In 2009, Hart was awarded her doctorate from QUT, of which Orchids was a central element of her doctoral studies. This documentary took six years for the principal documenters (sisters Phoebe and Bonnie Hart) to film, using a variety of cameras including semi-professional digital cameras, domestic VHS camcorders, and Super 8. She describes the work as a means of helping young intersex people to come to terms with their bodies:

One of the goals I had in telling my own story in a documentary and public [sic] revealing me as intersex to a global audience was to change minds and show how our lives are not so unlike anyone else. In particular, I wanted to create a positive frame for young people with intersex variations, who I hoped would not have to go through what I experienced. I had to hide who I was from others, and was constantly terrified of being excluded for the monster and freak I had come to believe I was.

Hart is also a former president of the Androgen Insensitivity Syndrome Support Group Australia.

== Selected bibliography ==
===Film===
- Hart co-directed a documentary series called Downunder Grads on the condition of Australian higher education for the Special Broadcasting Service (SBS), screened in March 2008.
- Orchids, My Intersex Adventure is an auto-biographical 2010 documentary about one woman's struggle to understand her own intersex condition while interviewing other intersex people on a road trip of self-discovery around Australia. Director Phoebe Hart used digital cameras and a small crew including her sister, Bonnie Hart. The film won the ATOM Award for Best Documentary General.
- Hart also directed and co-wrote the Australian Broadcasting Corporation documentary Roller Derby Dolls about a group of women who play in roller derby. Roller Derby Dolls screened in a prime-time slot, 9 September 2008.

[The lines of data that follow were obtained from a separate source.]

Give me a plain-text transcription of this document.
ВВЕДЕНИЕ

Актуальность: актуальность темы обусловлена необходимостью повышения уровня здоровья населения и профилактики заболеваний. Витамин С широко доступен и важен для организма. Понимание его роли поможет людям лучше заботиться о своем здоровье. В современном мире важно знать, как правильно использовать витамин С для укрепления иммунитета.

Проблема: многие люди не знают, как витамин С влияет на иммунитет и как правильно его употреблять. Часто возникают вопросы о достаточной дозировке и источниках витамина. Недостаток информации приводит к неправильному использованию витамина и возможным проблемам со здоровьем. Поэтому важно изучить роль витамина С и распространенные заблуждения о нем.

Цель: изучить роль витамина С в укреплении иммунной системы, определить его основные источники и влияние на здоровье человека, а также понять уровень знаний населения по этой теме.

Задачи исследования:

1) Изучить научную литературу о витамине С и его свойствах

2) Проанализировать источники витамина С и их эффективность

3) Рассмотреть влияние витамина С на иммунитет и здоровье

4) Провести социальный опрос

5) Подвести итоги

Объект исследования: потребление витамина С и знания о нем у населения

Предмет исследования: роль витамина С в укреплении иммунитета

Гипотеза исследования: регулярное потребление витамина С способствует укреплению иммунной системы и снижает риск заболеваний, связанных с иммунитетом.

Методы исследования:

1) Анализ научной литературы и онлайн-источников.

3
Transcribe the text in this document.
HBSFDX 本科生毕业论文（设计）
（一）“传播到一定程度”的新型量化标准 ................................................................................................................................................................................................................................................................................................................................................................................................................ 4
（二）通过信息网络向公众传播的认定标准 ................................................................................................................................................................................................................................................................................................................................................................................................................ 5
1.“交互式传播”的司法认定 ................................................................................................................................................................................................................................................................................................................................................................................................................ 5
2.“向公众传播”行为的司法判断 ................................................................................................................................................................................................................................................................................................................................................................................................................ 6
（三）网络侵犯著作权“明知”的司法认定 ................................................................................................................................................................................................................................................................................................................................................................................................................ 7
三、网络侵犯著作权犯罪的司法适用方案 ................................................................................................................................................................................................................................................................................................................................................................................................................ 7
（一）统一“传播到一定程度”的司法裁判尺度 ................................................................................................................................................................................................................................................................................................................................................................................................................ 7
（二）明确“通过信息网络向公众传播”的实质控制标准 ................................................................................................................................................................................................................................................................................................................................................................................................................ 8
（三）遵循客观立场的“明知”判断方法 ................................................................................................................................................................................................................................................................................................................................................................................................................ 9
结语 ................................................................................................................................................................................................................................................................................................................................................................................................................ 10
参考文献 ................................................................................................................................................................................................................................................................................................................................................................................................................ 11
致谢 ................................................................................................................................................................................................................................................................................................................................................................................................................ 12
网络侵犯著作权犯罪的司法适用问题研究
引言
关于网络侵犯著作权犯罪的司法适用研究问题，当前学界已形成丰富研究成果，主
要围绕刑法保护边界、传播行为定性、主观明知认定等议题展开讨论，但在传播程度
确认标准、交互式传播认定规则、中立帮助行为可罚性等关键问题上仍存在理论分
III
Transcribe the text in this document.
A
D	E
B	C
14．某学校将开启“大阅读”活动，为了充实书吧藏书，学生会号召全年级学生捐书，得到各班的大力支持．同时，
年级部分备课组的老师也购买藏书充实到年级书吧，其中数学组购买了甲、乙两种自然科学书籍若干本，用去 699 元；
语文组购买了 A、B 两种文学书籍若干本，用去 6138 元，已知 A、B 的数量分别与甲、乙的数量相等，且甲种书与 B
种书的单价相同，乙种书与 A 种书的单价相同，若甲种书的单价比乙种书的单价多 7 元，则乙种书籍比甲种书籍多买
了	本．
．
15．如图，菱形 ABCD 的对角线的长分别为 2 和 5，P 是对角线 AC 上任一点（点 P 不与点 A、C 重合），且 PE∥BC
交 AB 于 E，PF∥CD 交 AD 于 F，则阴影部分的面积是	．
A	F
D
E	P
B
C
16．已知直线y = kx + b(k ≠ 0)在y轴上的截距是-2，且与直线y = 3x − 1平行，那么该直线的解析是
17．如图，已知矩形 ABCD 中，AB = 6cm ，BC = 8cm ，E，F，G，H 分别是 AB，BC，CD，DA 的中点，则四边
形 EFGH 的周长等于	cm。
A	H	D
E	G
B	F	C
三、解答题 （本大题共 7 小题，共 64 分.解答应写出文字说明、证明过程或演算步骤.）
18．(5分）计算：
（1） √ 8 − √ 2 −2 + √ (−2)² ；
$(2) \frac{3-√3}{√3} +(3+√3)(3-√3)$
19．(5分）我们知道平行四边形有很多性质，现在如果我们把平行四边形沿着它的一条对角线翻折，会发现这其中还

===Peer-reviewed journals===
- Hart, Phoebe (2013). "Orchids, intersex and the auto/biographical project"
- Hart, Phoebe (2016). "Writing characters with intersex variations for television"

===Books and book chapters===
- "Making orchids – Gardening an intersex experience on videotape [In German - Orchideen Züchten. Eine inter Erfahrung auf Film]", a contribution to the book Inter: Erfahrungen intergeschlechtlicher Menschen in der Welt der zwei Geschlechter, edited by Elisa Barth, in 2013. Other notable contributors include Mauro Cabral, Sally Gross, and Del LaGrace Volcano.
- "All of Us", a resource for schools produced by the Safe Schools Coalition Australia. Hart appears in a video and in a teachers' Unit Guide.

===Editorial works===
- Hart, Phoebe (2015). "My intersex body: more than an object of fascination or repulsion to be 'fixed'"
- Hart, Phoebe (2015). "Intersex and disclosure: Into the light"

== Recognition ==
Hart has received multiple awards and academic honours for the documentary Orchids, My Intersex Adventure and also academic commendation for a related thesis entitled "Orchids: Intersex and Identity in Documentary". She is a Robson Fellow of the Ormond College, University of Melbourne.

== Personal life ==
Hart and her husband desired to start a family, and adopted a child. Hart's infertility and the stress of the adoption process strained their marriage.